Given $F(x,y,z) = \langle\,2xy, x^2 + z, y\,\rangle$ be a conservative vector field. What would the potential function of $F$ be?

Question

I know that a conservative vector field means that the field vector, $F$, is equal to $\nabla\,f.$

So this means that $\nabla$f would be the potential function of $F$ if I'm correct.

So I tried to take the partial derivative of each component with respect to $x, y$ and $z$ and got:

$\nabla$f = $\langle\,2y, 0, 0\,\rangle$

I believe I messed up in the above step but have no idea how to get the answer from this.

The options for the answers are:

i) $x^2 yz$

ii) $x^2 y + yz - 87$

iii) $x^6 yz$

iv) $x^2 y +yz + z$

v) $\langle\,x^2 y, yz, z\,\rangle$

Answer 1

Your second sentence is wrong: $f$ would be the potential function, not $\nabla f$.

So you need to ask "Is there a function $f$ whose partial derivative with respect to $x$ is $2xy$, and whose partial with respect to $y$ is $x^2 + z$, and whose partial with respect to $z$ is $y$?" Better still, your multiple choice options give you just five things to try as candidates for $f$!

Answer 2

Hint: You can compute the gradients of the options.

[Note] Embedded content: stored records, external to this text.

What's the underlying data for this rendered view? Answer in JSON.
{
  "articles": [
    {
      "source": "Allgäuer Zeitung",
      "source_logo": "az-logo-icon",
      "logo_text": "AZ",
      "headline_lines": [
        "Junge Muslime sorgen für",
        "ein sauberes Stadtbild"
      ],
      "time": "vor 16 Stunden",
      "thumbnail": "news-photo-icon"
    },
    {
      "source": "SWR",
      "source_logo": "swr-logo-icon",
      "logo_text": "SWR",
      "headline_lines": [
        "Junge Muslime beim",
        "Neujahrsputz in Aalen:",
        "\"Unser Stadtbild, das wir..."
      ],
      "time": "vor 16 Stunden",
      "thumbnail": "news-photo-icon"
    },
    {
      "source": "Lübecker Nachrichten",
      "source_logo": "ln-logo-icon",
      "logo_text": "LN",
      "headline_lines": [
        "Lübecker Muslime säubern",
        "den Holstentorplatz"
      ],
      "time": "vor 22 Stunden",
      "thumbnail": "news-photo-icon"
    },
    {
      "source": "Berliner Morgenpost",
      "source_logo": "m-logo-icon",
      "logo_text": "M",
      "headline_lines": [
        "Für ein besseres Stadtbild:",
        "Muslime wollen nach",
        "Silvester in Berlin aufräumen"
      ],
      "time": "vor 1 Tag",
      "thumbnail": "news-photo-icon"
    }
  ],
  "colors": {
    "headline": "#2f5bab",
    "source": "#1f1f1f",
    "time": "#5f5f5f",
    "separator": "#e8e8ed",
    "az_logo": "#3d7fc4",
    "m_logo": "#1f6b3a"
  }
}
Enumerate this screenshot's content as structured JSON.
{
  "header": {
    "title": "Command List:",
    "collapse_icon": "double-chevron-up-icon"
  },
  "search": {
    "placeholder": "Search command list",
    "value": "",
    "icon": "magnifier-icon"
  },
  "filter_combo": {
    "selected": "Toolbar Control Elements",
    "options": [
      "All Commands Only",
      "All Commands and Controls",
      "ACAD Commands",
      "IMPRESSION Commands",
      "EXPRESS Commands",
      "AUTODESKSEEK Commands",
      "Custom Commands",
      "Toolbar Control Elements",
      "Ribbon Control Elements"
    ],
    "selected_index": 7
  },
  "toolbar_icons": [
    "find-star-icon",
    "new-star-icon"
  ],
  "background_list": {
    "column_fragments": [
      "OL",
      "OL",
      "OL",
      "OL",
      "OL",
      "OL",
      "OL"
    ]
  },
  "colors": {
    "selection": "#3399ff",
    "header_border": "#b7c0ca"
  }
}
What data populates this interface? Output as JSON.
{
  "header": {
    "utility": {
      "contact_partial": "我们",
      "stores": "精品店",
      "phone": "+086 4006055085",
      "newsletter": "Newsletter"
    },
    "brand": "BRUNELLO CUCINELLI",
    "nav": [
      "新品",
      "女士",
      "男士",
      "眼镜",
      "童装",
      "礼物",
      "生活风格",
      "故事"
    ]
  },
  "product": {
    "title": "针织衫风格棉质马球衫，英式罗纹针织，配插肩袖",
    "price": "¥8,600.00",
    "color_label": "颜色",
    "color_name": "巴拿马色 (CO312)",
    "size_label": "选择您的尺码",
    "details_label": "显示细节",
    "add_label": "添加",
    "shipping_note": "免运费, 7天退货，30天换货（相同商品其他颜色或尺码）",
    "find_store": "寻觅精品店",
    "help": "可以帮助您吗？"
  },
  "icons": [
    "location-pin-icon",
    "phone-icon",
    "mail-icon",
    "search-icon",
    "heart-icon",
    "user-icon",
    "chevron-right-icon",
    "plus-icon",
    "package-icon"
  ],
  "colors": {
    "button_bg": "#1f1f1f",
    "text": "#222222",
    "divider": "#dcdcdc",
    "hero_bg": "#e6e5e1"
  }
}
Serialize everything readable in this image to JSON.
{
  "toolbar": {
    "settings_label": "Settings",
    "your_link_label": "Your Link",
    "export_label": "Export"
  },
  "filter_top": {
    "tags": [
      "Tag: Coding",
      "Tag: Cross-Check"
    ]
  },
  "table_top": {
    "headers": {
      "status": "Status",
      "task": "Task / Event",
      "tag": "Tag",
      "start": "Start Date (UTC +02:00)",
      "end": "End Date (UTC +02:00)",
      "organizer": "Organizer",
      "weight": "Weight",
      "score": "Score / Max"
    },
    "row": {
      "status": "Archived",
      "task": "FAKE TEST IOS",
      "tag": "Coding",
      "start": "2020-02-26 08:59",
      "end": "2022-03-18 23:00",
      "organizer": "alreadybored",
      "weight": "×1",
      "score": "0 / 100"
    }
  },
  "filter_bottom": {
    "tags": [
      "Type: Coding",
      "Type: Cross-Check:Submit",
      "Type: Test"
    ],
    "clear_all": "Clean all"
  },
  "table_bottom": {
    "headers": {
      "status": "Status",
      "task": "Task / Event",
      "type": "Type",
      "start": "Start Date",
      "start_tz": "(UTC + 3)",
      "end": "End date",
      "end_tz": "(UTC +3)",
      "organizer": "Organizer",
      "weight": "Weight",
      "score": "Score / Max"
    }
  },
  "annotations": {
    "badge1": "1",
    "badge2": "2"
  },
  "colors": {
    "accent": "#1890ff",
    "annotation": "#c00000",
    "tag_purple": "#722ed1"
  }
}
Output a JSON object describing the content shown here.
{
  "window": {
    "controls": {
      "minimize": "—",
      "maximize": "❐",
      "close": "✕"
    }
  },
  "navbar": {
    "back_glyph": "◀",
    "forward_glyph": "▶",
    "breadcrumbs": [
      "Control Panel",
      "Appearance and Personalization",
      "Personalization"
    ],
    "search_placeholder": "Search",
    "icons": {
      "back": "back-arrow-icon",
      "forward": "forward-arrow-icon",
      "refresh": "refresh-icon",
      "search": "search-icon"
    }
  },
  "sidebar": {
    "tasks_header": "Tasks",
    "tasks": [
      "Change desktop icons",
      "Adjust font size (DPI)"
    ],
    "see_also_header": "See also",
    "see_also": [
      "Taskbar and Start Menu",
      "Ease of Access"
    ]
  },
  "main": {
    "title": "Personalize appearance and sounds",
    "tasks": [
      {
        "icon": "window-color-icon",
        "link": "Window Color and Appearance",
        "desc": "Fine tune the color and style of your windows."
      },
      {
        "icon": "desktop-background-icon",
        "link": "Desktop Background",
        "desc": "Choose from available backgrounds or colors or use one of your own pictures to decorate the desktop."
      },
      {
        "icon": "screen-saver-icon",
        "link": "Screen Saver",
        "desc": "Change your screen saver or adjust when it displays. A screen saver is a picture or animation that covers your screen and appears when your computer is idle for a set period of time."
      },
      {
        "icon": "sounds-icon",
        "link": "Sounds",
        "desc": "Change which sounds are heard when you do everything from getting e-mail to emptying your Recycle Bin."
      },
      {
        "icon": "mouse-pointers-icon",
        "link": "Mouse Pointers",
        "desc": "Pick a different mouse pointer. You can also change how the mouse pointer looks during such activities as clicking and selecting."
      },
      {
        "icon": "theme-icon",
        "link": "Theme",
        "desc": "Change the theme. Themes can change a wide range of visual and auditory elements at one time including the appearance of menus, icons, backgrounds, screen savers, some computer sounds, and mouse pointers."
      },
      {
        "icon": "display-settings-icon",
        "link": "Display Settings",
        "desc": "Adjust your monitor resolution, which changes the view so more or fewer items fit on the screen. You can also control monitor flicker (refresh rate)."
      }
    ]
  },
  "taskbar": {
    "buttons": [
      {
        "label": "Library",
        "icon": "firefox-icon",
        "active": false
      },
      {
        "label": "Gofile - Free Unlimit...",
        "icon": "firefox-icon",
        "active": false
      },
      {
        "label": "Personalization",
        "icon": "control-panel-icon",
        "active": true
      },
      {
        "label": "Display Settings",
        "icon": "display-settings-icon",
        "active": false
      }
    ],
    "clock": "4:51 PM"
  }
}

Alternatively, if $F = \nabla f$, then you want to solve $$\frac{\partial f}{\partial x} = 2xy, \quad \frac{\partial f}{\partial y} = x^2+z, \quad \frac{\partial f}{\partial z} = y.$$The condition ${\rm curl}\,F = \vec{0}$ is a necessary condition for the above system having a solution. Since the domain of $F$ is simply-connected, this condition is also sufficient.

Answer 3

You are seeking the function $f$ for which $\nabla f = F$ (this is the 3-dimensional analogue of an antiderivative for vector fields). So you want to assume that $$f_x = 2xy \quad\quad f_y = x^2+z \quad\quad f_z = y$$ and then integrate each to find what $f$ should be. This should get you started toward the solution.